Gill’s team of five also focuses on helping spouses of potential recruits find employment.
She said P.E.I.’s small size can be advantageous for physicians. Young graduates, who have access to policymakers, can be change-makers in the healthcare system.
“You can come here and effect change very quickly in our health system," she said.
Despite its advantages, P.E.I. appears to be barely keeping up with retirements and resignation of family physicians. Over the last two years, the number of family physicians hired by the province has equalled the number of physicians who have departed or retired.
In an “educated guess,” Gill estimated as much as half of the time of staff members is spent on filling locums, in order to allow for personal leaves or vacations.
Some recruiters refer to this as “reactive recruitment.” Tracey Bridger, president of the Newfoundland and Labrador Medical Association, believes recruitment should be driven more by the current and future health needs of the population.
“A lot of time and effort is spent on filling critical and immediate gaps as opposed to planning for the long-term. They're just trying to fill a position or just get locum after locum,” Bridger said.
A report released by the NLMA last spring called for the Newfoundland and Labrador government to complete a physician human resource plan that could guide recruitment and retention over a 10-year period.
Cindy Snider, CASPR’s chairperson, believes this should be national priority.
"Having a plan like that in every province would be wonderful. It helps everybody and it helps the medical schools," Snider said.
Some provinces have already begun this work. Gill said P.E.I. is developing a five-year human resource plan. Nova Scotia currently has projections of the number of physicians needed over the next 10 years and has a recruitment strategy in place.
But tracking of basic recruiting data has occurred only relatively recently.
"A lot of provinces don't even record that data," MacLean said, referring to tracking of departures and arrivals of family physicians.
Still, MacLean believes that the recruitment and retention practices of all four Atlantic Canadian provinces are sound. Recruiters often follow up with physicians repeatedly once they have been hired within a community.
"Everybody, I believe, is doing all the right things," she said.
Other regions in Canada have placed a more long-term focus on healthcare staffing issues.

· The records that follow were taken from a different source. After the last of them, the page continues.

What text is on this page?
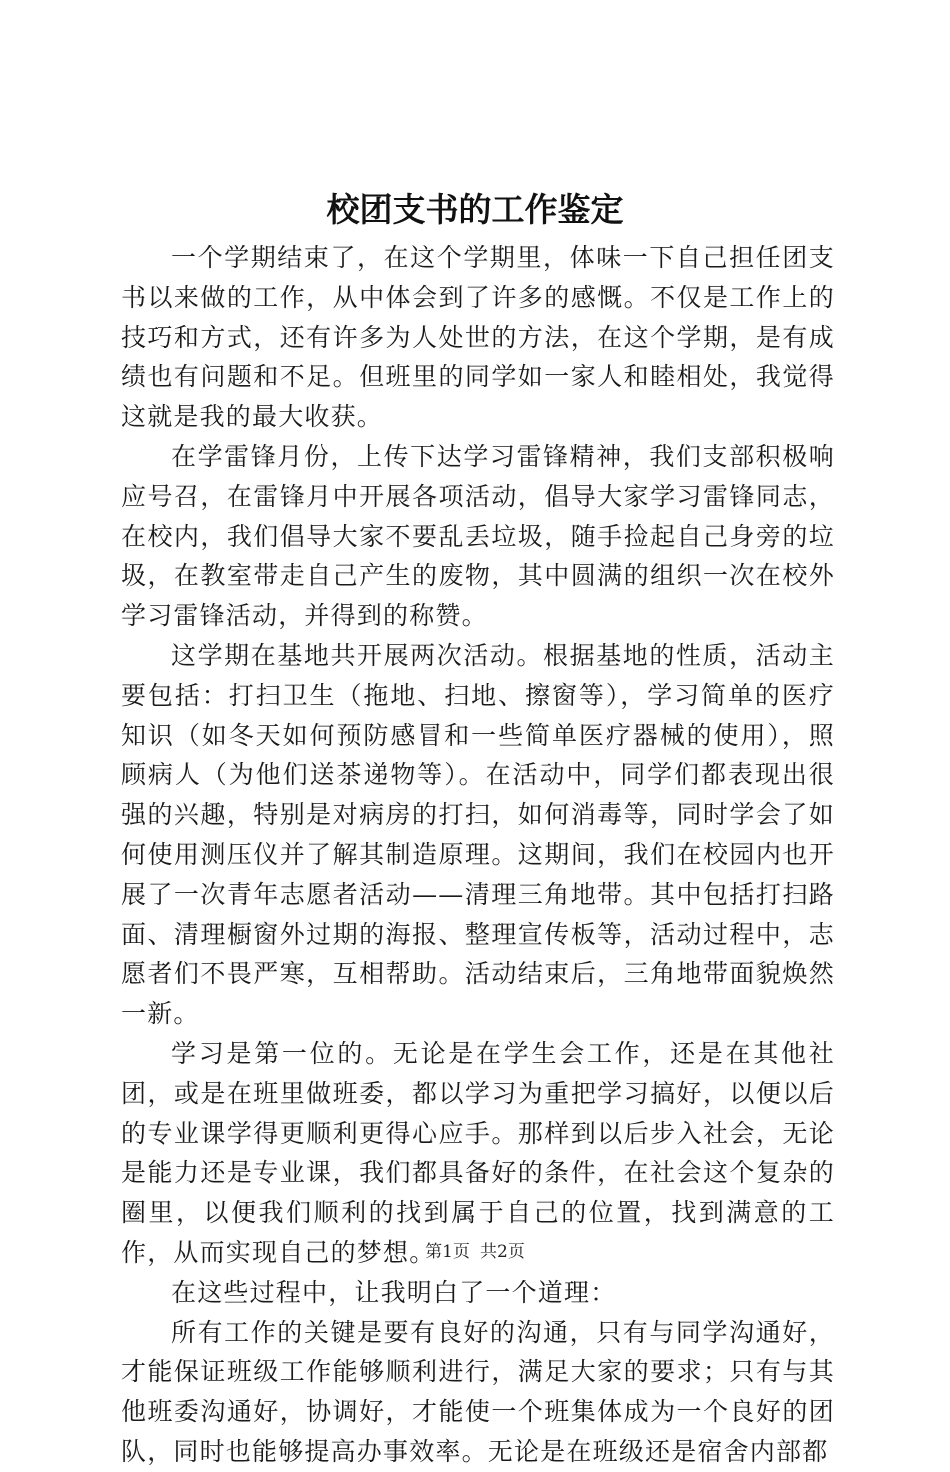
校团支书的工作鉴定

一个学期结束了，在这个学期里，体味一下自己担任团支书以来做的工作，从中体会到了许多的感慨。不仅是工作上的技巧和方式，还有许多为人处世的方法，在这个学期，是有成绩也有问题和不足。但班里的同学如一家人和睦相处，我觉得这就是我的最大收获。

在学雷锋月份，上传下达学习雷锋精神，我们支部积极响应号召，在雷锋月中开展各项活动，倡导大家学习雷锋同志，在校内，我们倡导大家不要乱丢垃圾，随手捡起自己身旁的垃圾，在教室带走自己产生的废物，其中圆满的组织一次在校外学习雷锋活动，并得到的称赞。

这学期在基地共开展两次活动。根据基地的性质，活动主要包括：打扫卫生（拖地、扫地、擦窗等），学习简单的医疗知识（如冬天如何预防感冒和一些简单医疗器械的使用），照顾病人（为他们送茶递物等）。在活动中，同学们都表现出很强的兴趣，特别是对病房的打扫，如何消毒等，同时学会了如何使用测压仪并了解其制造原理。这期间，我们在校园内也开展了一次青年志愿者活动——清理三角地带。其中包括打扫路面、清理橱窗外过期的海报、整理宣传板等，活动过程中，志愿者们不畏严寒，互相帮助。活动结束后，三角地带面貌焕然一新。

学习是第一位的。无论是在学生会工作，还是在其他社团，或是在班里做班委，都以学习为重把学习搞好，以便以后的专业课学得更顺利更得心应手。那样到以后步入社会，无论是能力还是专业课，我们都具备好的条件，在社会这个复杂的圈里，以便我们顺利的找到属于自己的位置，找到满意的工作，从而实现自己的梦想。

在这些过程中，让我明白了一个道理：

所有工作的关键是要有良好的沟通，只有与同学沟通好，才能保证班级工作能够顺利进行，满足大家的要求；只有与其他班委沟通好，协调好，才能使一个班集体成为一个良好的团队，同时也能够提高办事效率。无论是在班级还是宿舍内部都

第1页 共2页
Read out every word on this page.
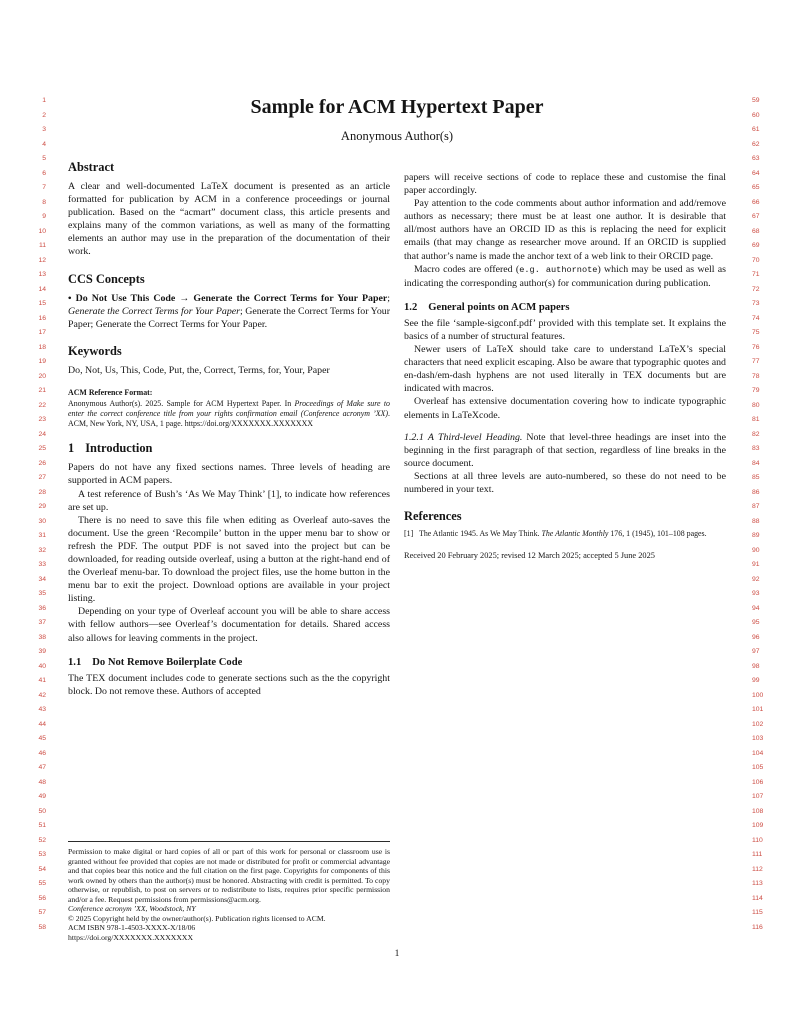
1
2
3
4
5
6
7
8
9
10
11
12
13
14
15
16
17
18
19
20
21
22
23
24
25
26
27
28
29
30
31
32
33
34
35
36
37
38
39
40
41
42
43
44
45
46
47
48
49
50
51
52
53
54
55
56
57
58
59
60
61
62
63
64
65
66
67
68
69
70
71
72
73
74
75
76
77
78
79
80
81
82
83
84
85
86
87
88
89
90
91
92
93
94
95
96
97
98
99
100
101
102
103
104
105
106
107
108
109
110
111
112
113
114
115
116
Sample for ACM Hypertext Paper
Anonymous Author(s)
Abstract

A clear and well-documented LaTeX document is presented as an article formatted for publication by ACM in a conference proceedings or journal publication. Based on the “acmart” document class, this article presents and explains many of the common variations, as well as many of the formatting elements an author may use in the preparation of the documentation of their work.

CCS Concepts

• Do Not Use This Code → Generate the Correct Terms for Your Paper; Generate the Correct Terms for Your Paper; Generate the Correct Terms for Your Paper; Generate the Correct Terms for Your Paper.

Keywords

Do, Not, Us, This, Code, Put, the, Correct, Terms, for, Your, Paper

ACM Reference Format:

Anonymous Author(s). 2025. Sample for ACM Hypertext Paper. In Proceedings of Make sure to enter the correct conference title from your rights confirmation email (Conference acronym ’XX). ACM, New York, NY, USA, 1 page. https://doi.org/XXXXXXX.XXXXXXX

1 Introduction

Papers do not have any fixed sections names. Three levels of heading are supported in ACM papers.

A test reference of Bush’s ‘As We May Think’ [1], to indicate how references are set up.

There is no need to save this file when editing as Overleaf auto-saves the document. Use the green ‘Recompile’ button in the upper menu bar to show or refresh the PDF. The output PDF is not saved into the project but can be downloaded, for reading outside overleaf, using a button at the right-hand end of the Overleaf menu-bar. To download the project files, use the home button in the menu bar to exit the project. Download options are available in your project listing.

Depending on your type of Overleaf account you will be able to share access with fellow authors—see Overleaf’s documentation for details. Shared access also allows for leaving comments in the project.

1.1 Do Not Remove Boilerplate Code

The TEX document includes code to generate sections such as the the copyright block. Do not remove these. Authors of accepted

Permission to make digital or hard copies of all or part of this work for personal or classroom use is granted without fee provided that copies are not made or distributed for profit or commercial advantage and that copies bear this notice and the full citation on the first page. Copyrights for components of this work owned by others than the author(s) must be honored. Abstracting with credit is permitted. To copy otherwise, or republish, to post on servers or to redistribute to lists, requires prior specific permission and/or a fee. Request permissions from permissions@acm.org.

Conference acronym ’XX, Woodstock, NY

© 2025 Copyright held by the owner/author(s). Publication rights licensed to ACM.

ACM ISBN 978-1-4503-XXXX-X/18/06

https://doi.org/XXXXXXX.XXXXXXX

papers will receive sections of code to replace these and customise the final paper accordingly.

Pay attention to the code comments about author information and add/remove authors as necessary; there must be at least one author. It is desirable that all/most authors have an ORCID ID as this is replacing the need for explicit emails (that may change as researcher move around. If an ORCID is supplied that author’s name is made the anchor text of a web link to their ORCID page.

Macro codes are offered (e.g. authornote) which may be used as well as indicating the corresponding author(s) for communication during publication.

1.2 General points on ACM papers

See the file ‘sample-sigconf.pdf’ provided with this template set. It explains the basics of a number of structural features.

Newer users of LaTeX should take care to understand LaTeX’s special characters that need explicit escaping. Also be aware that typographic quotes and en-dash/em-dash hyphens are not used literally in TEX documents but are indicated with macros.

Overleaf has extensive documentation covering how to indicate typographic elements in LaTeXcode.

1.2.1 A Third-level Heading. Note that level-three headings are inset into the beginning in the first paragraph of that section, regardless of line breaks in the source document.

Sections at all three levels are auto-numbered, so these do not need to be numbered in your text.

References
[1] The Atlantic 1945. As We May Think. The Atlantic Monthly 176, 1 (1945), 101–108 pages.

Received 20 February 2025; revised 12 March 2025; accepted 5 June 2025

1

Peter Strasser, founding dean of the Northern Ontario School of Medicine in Thunder Bay, said health authorities in his region have focused efforts on local high schools. "It's recruiting our own students,” Strasser said.
“We encourage high school students in the Indigenous communities, elementary school students to see a future for themselves which might include healthcare."
An action plan developed by NOSM also urged rural communities to “collaborate rather than compete” on recruitment and retention efforts.